La Garde suisse pontificale a aussi joué un rôle important dans l’acheminement de ces reliques en territoire helvétique… 
Elle était la parfaite commanditaire. En plus d’être rapide, ses rangs étaient formés de croyants. Dès lors, cette mission a été perçue par la Garde comme une vocation de protection de la Suisse contre la Réforme. Elle a même procédé à des levées de fonds afin de rapatrier le plus possible de ces reliques en Suisse. C’est la raison pour laquelle notre territoire en compte autant.
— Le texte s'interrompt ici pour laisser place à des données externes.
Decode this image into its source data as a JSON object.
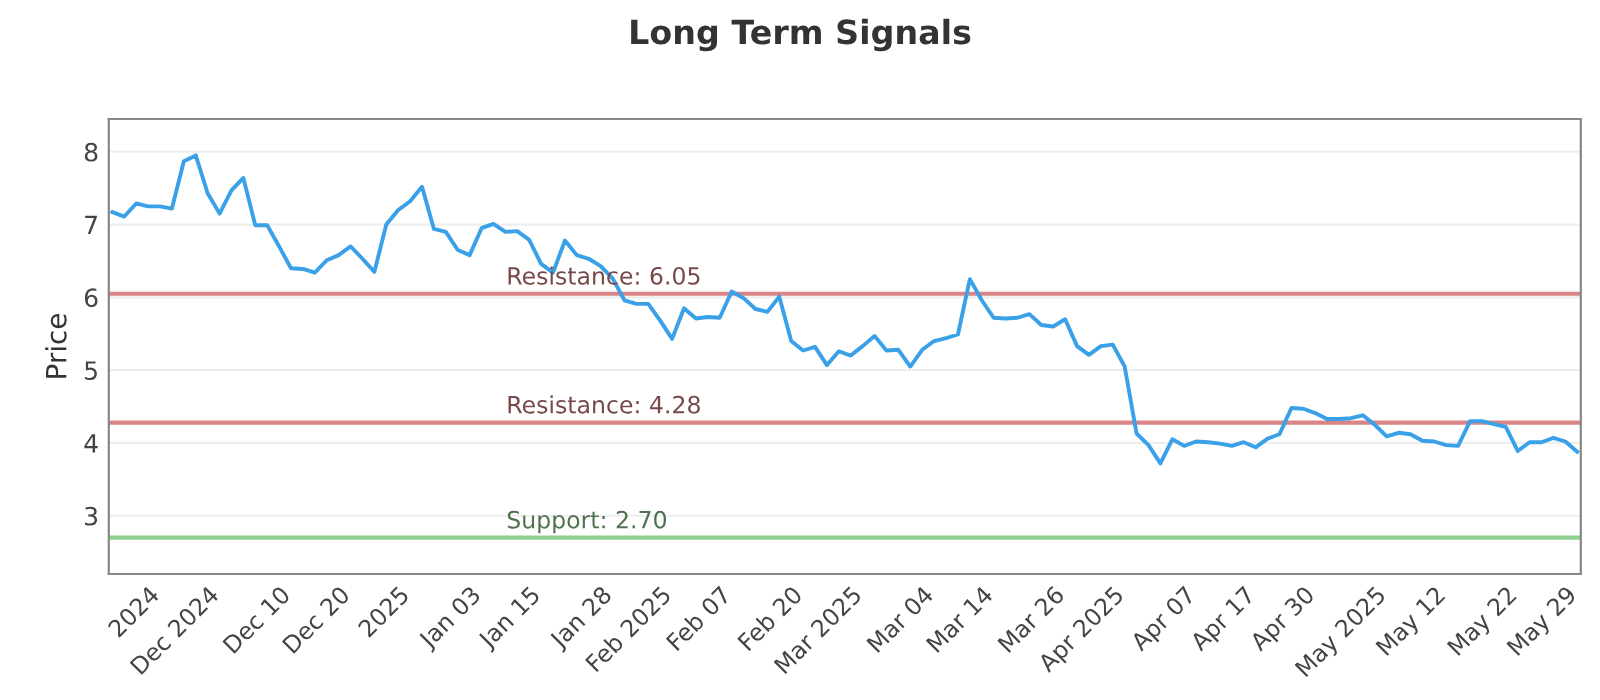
{
  "chart_data": {
    "type": "line",
    "title": "Long Term Signals",
    "ylabel": "Price",
    "categories": [
      null,
      null,
      null,
      "2024",
      null,
      null,
      null,
      null,
      "Dec 2024",
      null,
      null,
      null,
      null,
      null,
      "Dec 10",
      null,
      null,
      null,
      null,
      "Dec 20",
      null,
      null,
      null,
      null,
      "2025",
      null,
      null,
      null,
      null,
      null,
      "Jan 03",
      null,
      null,
      null,
      null,
      "Jan 15",
      null,
      null,
      null,
      null,
      null,
      "Jan 28",
      null,
      null,
      null,
      null,
      "Feb 2025",
      null,
      null,
      null,
      null,
      "Feb 07",
      null,
      null,
      null,
      null,
      null,
      "Feb 20",
      null,
      null,
      null,
      null,
      "Mar 2025",
      null,
      null,
      null,
      null,
      null,
      "Mar 04",
      null,
      null,
      null,
      null,
      "Mar 14",
      null,
      null,
      null,
      null,
      null,
      "Mar 26",
      null,
      null,
      null,
      null,
      "Apr 2025",
      null,
      null,
      null,
      null,
      null,
      "Apr 07",
      null,
      null,
      null,
      null,
      "Apr 17",
      null,
      null,
      null,
      null,
      "Apr 30",
      null,
      null,
      null,
      null,
      null,
      "May 2025",
      null,
      null,
      null,
      null,
      "May 12",
      null,
      null,
      null,
      null,
      null,
      "May 22",
      null,
      null,
      null,
      null,
      "May 29",
      null
    ],
    "series": [
      {
        "color": "#3aa0e8",
        "values": [
          7.17,
          7.11,
          7.29,
          7.25,
          7.25,
          7.22,
          7.87,
          7.95,
          7.43,
          7.15,
          7.47,
          7.64,
          6.99,
          6.99,
          6.7,
          6.4,
          6.39,
          6.34,
          6.51,
          6.58,
          6.7,
          6.53,
          6.35,
          7.0,
          7.2,
          7.32,
          7.52,
          6.94,
          6.9,
          6.65,
          6.58,
          6.95,
          7.01,
          6.9,
          6.91,
          6.79,
          6.46,
          6.34,
          6.78,
          6.58,
          6.53,
          6.43,
          6.26,
          5.96,
          5.91,
          5.91,
          5.68,
          5.43,
          5.85,
          5.71,
          5.73,
          5.72,
          6.08,
          5.99,
          5.84,
          5.8,
          6.01,
          5.4,
          5.27,
          5.32,
          5.07,
          5.26,
          5.2,
          5.33,
          5.47,
          5.27,
          5.28,
          5.05,
          5.28,
          5.4,
          5.44,
          5.49,
          6.25,
          5.96,
          5.72,
          5.71,
          5.72,
          5.77,
          5.62,
          5.6,
          5.7,
          5.33,
          5.21,
          5.33,
          5.35,
          5.05,
          4.13,
          3.97,
          3.72,
          4.05,
          3.96,
          4.02,
          4.01,
          3.99,
          3.96,
          4.01,
          3.94,
          4.06,
          4.12,
          4.48,
          4.47,
          4.41,
          4.33,
          4.33,
          4.34,
          4.38,
          4.25,
          4.09,
          4.14,
          4.12,
          4.03,
          4.02,
          3.97,
          3.96,
          4.3,
          4.3,
          4.26,
          4.22,
          3.89,
          4.01,
          4.01,
          4.07,
          4.02,
          3.88
        ]
      }
    ],
    "ylim": [
      2.2,
      8.45
    ],
    "yticks": [
      3,
      4,
      5,
      6,
      7,
      8
    ],
    "grid": "y",
    "ref_lines": [
      {
        "axis": "y",
        "value": 6.05,
        "label": "Resistance: 6.05",
        "color": "#d98585"
      },
      {
        "axis": "y",
        "value": 4.28,
        "label": "Resistance: 4.28",
        "color": "#d98585"
      },
      {
        "axis": "y",
        "value": 2.7,
        "label": "Support: 2.70",
        "color": "#8fd08f"
      }
    ]
  }
}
C’était donc un vrai coup de com’ de l’Eglise ?
Enorme ! D’ailleurs, le mot « authentique » vient de là. L’Eglise catholique, a créé des certificats d’authenticité pour ces martyrs, qu’elle joignait aux ossements. Ce certificat s’appelait « un authentique ». Par contre, personne ne peut dire avec certitude s’ils étaient « authentiquement » chrétiens. Ces derniers, comme les juifs et les païens, étaient enterrés dans les mêmes catacombes. Là il y a un os !

Capsula temporelle

Carole Alkabes, photographe exerçant son activité à Sainte-Croix a retrouvé 250 squelettes disséminés dans toute la Suisse. Elle a également découvert une boîte, appelée Capsula, servant à acheminer les ossements. Cette Capsula, encore scellée, était sur une étagère à l’Abbaye de Saint-Maurice. « Lorsque les ossements partaient de Rome, ils étaient emballés dans de la gaze individuellement, puis scellés avec le sceau du Pape. Ceux-ci étaient déposés dans la boîte avec un certificat d’authenticité, puis elle-même scellée avec la marque du pontife. » On ne peut aujourd’hui certifier que les squelettes étaient ceux de chrétiens, par contre on a pu déterminer « qu’ils datent d’une période comprise entre le IIe et le Ve siècle, leur sexe et qu’ils ne comportent jamais aucun os surnuméraire. Les squelettes sont complets avec parfois une réplique d’un os manquant en bois, en cire ou en plâtre ». Autre détail étonnant, les parures dont sont apprêtés les martyrs ne valent pas un clou ! « Contrairement à ce que l’on pourrait croire, l’or n’est que du métal doré et les pierreries du verre coloré », mais la valeur patrimoniale de ces martyrs est, elle, inestimable !

Pour découvrir ces martyrs aux parures os-tentatoires : Martyrs. Les reliques oubliées. Paru aux éditions Favre en 2018.

La translation des reliques est un processus ritualisé de déplacement des restes d’un saint ou d’objets saints depuis un lieu vers un autre.